Едва взглянув на него, Лопух пронзительно завопил и стремглав бросился в башню, а Джил (которая, как всем известно, отнюдь не была трусихой) закрыла лицо руками. Остальные смотрели, пока через минуту чудовище не скрылось в густых деревьях справа от них.
Снова вышло солнце и запели птицы.
Все свободно вздохнули и зашевелились, потому что всё это время стояли как статуи.
— Что это было? — прошептал Юстас.
— Я видел её раньше, — сказал Тириан, — но тогда она была вырезана из камня и покрыта золотом, а в глаза были вставлены алмазы. Я был тогда не старше тебя и гостил при дворе Тисрока в Ташбаане. Он повёл меня в главный храм Таш. И я её видел над алтарем, высеченную из камня.
— Так это… это была Таш? — спросил Юстас.
Вместо ответа Тириан взял Джил за плечи и спросил:
— Что с вами, леди?
— В-в-всё в порядке, — сказала Джил, отнимая руки от бледного лица и пытаясь улыбнуться. — Что-то немного замутило.

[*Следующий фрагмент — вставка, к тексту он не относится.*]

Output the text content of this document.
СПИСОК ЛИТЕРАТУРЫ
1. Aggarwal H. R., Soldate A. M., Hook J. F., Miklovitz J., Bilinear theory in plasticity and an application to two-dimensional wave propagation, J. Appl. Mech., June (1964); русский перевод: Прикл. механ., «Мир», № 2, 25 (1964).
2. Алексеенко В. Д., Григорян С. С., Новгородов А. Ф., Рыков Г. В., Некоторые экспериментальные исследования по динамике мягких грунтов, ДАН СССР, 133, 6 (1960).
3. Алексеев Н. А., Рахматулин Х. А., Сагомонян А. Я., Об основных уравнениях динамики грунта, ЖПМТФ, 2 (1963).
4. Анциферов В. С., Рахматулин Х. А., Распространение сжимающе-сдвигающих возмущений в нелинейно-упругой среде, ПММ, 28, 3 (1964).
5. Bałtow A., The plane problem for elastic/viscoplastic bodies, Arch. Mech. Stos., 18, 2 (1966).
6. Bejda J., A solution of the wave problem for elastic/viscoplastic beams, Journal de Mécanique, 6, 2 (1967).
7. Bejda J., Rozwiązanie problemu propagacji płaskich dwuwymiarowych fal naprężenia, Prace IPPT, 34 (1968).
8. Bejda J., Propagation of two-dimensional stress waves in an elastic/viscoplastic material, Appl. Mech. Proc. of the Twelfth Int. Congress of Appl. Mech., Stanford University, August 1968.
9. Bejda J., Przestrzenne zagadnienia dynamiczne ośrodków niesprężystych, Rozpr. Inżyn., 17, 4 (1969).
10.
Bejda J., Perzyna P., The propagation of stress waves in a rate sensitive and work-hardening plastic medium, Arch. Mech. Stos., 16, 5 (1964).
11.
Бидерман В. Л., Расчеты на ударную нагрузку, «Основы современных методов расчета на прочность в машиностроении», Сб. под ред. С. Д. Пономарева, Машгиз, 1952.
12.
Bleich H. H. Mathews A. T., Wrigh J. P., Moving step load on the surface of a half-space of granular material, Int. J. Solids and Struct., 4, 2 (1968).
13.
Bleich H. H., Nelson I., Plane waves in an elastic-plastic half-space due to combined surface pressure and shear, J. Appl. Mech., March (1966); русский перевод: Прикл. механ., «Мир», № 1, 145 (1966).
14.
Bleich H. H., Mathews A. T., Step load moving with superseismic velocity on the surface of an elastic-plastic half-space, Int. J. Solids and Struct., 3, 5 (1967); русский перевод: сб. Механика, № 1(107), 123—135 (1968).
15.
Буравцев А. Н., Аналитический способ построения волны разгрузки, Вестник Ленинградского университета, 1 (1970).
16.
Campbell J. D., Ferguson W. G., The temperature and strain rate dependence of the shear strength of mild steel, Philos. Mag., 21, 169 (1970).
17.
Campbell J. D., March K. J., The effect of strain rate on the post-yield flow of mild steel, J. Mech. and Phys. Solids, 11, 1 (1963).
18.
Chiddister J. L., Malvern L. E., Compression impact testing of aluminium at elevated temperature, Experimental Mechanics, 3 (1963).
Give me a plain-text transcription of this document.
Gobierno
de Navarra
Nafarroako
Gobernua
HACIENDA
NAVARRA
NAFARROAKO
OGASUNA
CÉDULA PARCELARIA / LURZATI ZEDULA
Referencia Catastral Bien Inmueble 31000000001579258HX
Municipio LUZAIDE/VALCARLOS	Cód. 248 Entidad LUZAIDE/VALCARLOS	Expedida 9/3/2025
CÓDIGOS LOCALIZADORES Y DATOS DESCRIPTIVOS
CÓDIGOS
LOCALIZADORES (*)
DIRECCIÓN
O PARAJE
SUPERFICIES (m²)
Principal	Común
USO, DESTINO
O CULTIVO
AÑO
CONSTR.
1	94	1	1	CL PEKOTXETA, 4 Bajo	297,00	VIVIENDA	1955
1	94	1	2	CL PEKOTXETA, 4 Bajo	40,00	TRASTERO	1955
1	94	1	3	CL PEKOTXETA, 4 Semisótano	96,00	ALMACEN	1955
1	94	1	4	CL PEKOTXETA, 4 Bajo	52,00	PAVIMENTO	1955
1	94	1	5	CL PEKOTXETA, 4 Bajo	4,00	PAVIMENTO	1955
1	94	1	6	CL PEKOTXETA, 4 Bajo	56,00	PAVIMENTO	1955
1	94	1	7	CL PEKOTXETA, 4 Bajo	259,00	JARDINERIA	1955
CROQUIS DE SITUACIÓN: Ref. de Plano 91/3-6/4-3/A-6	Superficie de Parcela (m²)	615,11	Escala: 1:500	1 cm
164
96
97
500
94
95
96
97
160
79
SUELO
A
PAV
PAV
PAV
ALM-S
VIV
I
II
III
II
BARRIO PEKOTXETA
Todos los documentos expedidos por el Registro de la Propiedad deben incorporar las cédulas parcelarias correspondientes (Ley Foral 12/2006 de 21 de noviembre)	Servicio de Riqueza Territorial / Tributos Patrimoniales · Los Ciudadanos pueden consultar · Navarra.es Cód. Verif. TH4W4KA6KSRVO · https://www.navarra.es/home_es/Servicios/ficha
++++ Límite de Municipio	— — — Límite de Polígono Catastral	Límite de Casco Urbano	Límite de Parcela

— Итак, — заметил единорог, — по-видимому, это действительно Таш.
— Да, — подтвердил гном, — и этот дурак Хитр получит то, что звал, да не ждал. Позвал Таш — Таш и явилась.
— Куда оно… она… это двигалось? — спросила Джил.
— К северу, в самое сердце Нарнии, — сказал Тириан, — чтобы поселиться у нас. Они её звали, и она пришла.
— Хо-хо. — Гном, посмеиваясь, потер тёмные руки. — Вот так сюрприз для обезьяны! Поменьше поминали бы демонов, если б знали, чем всё закончится.
— Не знаете, будет ли Таш видима обезьяне? — спросил Алмаз.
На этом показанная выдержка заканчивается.